Johnsons claim Peters is not entitled to an easement because there was no easement existing at the time they executed the agreement to sell and purchase. This Court first recognized an implied reservation of easement in Thirsted v. Country Club Tower Corporation (1965), 146 Mont. 87, 405 P.2d 432. Since that time the doctrine has become well established in Montana. One type of implied easement is a “way of necessity”. This Court discussed way of necessity in Schmid v. McDowell (1982), 199 Mont. 233, 649 P.2d 431, 433, 39 St.Rep. 1313:

“Generally a way of necessity is defined as follows: *123‘[w]here an owner of land conveys a parcel thereof which has no outlet to a highway except over the remaining lands of the grantor or over the land of strangers, a way of necessity exists over the remaining lands of the grantor.’ Finn v. Williams (1941), 376 Ill. 95, 33 N.E.2d 226, 228; see also, 25 Am.Jur.2d Easements, section 34 et seq.; 3 Powell on Real Property (1981), section 410. Similarly, a way of necessity is found when the owner of lands retains the inner portion conveying to another the balance, across which he must go for exit and access. Powell, supra, section 410. The easement itself arises at the time of conveyance, i.e., when the necessity to have access to the outside world arises. Unlike other implied easements, it is therefore well settled that a way of necessity does not arise prior to that time.” (Emphasis supplied.)

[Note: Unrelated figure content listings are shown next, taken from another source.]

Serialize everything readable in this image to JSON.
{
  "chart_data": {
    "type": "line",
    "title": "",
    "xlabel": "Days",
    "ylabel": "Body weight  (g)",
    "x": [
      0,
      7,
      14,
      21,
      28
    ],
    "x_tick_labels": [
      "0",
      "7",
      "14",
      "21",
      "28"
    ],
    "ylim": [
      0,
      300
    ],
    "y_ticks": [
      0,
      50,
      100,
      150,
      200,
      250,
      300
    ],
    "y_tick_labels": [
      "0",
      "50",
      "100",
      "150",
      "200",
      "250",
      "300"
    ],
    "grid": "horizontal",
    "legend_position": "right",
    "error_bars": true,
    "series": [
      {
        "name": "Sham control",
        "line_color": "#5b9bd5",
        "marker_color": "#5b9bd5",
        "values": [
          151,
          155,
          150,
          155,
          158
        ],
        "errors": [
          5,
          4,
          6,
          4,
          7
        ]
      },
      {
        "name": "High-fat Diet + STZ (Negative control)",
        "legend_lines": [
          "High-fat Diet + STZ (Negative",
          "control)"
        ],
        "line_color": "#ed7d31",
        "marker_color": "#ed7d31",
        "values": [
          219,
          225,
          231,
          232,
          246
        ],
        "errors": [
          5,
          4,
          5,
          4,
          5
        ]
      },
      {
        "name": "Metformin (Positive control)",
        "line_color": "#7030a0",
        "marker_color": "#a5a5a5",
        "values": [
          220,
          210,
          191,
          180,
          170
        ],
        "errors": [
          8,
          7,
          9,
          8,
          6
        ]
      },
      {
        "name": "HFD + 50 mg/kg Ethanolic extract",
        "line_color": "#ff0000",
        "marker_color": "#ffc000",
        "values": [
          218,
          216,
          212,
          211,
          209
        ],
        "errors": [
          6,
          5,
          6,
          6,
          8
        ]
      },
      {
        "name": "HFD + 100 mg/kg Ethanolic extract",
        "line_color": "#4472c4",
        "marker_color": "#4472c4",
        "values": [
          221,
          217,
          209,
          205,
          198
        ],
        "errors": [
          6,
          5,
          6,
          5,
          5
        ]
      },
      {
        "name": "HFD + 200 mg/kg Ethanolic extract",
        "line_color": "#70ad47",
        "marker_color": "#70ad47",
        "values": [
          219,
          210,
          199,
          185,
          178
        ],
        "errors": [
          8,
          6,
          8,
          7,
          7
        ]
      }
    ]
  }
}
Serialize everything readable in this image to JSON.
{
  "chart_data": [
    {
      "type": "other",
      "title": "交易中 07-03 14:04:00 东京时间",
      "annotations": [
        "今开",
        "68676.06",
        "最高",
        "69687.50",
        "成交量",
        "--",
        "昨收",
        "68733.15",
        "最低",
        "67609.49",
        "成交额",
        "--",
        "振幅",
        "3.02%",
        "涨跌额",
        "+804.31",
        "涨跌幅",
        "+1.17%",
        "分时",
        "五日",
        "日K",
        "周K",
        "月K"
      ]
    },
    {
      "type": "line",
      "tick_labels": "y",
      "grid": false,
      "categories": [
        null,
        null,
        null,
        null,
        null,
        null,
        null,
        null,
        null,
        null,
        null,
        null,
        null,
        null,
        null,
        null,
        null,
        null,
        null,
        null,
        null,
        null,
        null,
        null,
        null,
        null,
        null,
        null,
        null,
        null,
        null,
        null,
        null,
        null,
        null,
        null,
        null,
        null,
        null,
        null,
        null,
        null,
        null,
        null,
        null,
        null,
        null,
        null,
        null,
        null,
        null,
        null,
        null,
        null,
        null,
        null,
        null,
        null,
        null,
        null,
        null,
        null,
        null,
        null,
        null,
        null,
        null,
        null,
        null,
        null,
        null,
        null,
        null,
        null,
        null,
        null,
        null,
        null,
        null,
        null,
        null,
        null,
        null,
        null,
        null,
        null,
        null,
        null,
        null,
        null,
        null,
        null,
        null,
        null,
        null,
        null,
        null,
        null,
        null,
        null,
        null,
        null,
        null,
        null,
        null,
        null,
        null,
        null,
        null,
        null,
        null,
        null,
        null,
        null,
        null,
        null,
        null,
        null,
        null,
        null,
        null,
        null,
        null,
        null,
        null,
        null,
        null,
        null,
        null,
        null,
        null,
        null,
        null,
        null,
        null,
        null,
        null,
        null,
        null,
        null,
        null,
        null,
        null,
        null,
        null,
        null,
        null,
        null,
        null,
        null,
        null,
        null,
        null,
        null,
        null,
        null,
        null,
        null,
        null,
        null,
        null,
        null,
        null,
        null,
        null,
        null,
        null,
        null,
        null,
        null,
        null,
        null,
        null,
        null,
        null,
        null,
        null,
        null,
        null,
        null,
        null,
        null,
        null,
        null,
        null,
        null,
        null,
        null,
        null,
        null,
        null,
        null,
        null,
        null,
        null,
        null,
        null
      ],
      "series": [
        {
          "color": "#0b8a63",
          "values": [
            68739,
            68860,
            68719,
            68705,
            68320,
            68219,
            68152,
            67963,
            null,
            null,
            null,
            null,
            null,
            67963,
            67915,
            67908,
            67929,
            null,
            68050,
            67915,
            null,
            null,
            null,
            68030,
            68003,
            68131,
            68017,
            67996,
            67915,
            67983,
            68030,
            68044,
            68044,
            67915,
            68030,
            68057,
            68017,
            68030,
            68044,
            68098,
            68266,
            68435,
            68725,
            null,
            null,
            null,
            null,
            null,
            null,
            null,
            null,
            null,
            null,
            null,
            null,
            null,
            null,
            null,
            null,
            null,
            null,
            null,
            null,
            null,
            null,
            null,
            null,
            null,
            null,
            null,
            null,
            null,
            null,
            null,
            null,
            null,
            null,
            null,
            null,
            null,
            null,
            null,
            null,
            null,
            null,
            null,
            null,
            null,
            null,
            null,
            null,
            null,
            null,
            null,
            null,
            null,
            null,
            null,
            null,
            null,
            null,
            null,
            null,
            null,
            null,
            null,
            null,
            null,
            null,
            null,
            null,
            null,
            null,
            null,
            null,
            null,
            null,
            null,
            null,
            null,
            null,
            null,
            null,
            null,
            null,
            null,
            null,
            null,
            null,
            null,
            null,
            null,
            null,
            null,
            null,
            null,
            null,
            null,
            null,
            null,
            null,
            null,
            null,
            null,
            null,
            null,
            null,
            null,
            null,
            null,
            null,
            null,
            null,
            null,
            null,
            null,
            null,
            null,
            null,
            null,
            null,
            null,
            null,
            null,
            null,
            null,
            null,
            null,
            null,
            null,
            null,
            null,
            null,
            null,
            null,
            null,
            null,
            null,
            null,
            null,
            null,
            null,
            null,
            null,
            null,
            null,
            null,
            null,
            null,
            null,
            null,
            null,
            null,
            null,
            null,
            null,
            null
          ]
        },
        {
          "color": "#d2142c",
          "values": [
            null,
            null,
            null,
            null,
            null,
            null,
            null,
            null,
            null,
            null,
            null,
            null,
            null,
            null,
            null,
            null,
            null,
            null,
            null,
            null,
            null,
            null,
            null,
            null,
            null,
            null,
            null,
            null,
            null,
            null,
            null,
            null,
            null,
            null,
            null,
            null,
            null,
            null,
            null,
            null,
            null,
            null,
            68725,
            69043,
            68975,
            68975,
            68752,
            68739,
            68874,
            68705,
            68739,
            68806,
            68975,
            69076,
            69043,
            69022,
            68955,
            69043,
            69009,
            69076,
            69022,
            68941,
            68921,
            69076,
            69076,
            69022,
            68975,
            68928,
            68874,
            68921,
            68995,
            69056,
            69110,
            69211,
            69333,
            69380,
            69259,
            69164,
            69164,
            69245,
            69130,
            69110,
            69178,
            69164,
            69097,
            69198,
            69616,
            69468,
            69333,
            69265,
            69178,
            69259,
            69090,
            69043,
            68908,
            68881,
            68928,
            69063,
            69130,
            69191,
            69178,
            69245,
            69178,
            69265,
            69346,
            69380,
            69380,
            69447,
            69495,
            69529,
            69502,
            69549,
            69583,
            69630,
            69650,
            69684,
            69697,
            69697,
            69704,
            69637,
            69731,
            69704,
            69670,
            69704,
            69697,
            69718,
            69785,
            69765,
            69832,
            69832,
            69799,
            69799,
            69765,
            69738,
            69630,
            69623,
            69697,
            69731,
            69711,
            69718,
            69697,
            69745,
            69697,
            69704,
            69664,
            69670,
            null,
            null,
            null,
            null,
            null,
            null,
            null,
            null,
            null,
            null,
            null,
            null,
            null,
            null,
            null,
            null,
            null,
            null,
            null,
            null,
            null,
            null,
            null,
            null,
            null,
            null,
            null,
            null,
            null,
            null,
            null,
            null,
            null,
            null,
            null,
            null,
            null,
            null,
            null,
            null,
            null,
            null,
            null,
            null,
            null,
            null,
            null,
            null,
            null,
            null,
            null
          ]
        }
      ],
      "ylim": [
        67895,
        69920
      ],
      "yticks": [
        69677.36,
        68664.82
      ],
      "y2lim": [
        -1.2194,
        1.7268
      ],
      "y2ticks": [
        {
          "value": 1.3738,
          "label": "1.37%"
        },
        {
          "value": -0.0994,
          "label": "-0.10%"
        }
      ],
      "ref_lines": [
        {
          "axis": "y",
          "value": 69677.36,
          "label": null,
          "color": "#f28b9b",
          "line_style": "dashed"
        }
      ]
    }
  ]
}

Here, Johnsons claim their understanding at the time of executing the agreement was only if there was an existing county road would Peters be granted an easement. Unfortunately for Peters, their belief that the visible roadway had been a recorded county road was in error. However, as stated above, the way of necessity arose at the time of conveyance and whether there actually was an existing easement is irrelevant.

Judgment of the District Court is reversed and remanded to enter judgment in accordance with this opinion.

MR. CHIEF JUSTICE HASWELL and JUSTICES SHEA, MORRISON and GULBRANDSON concur.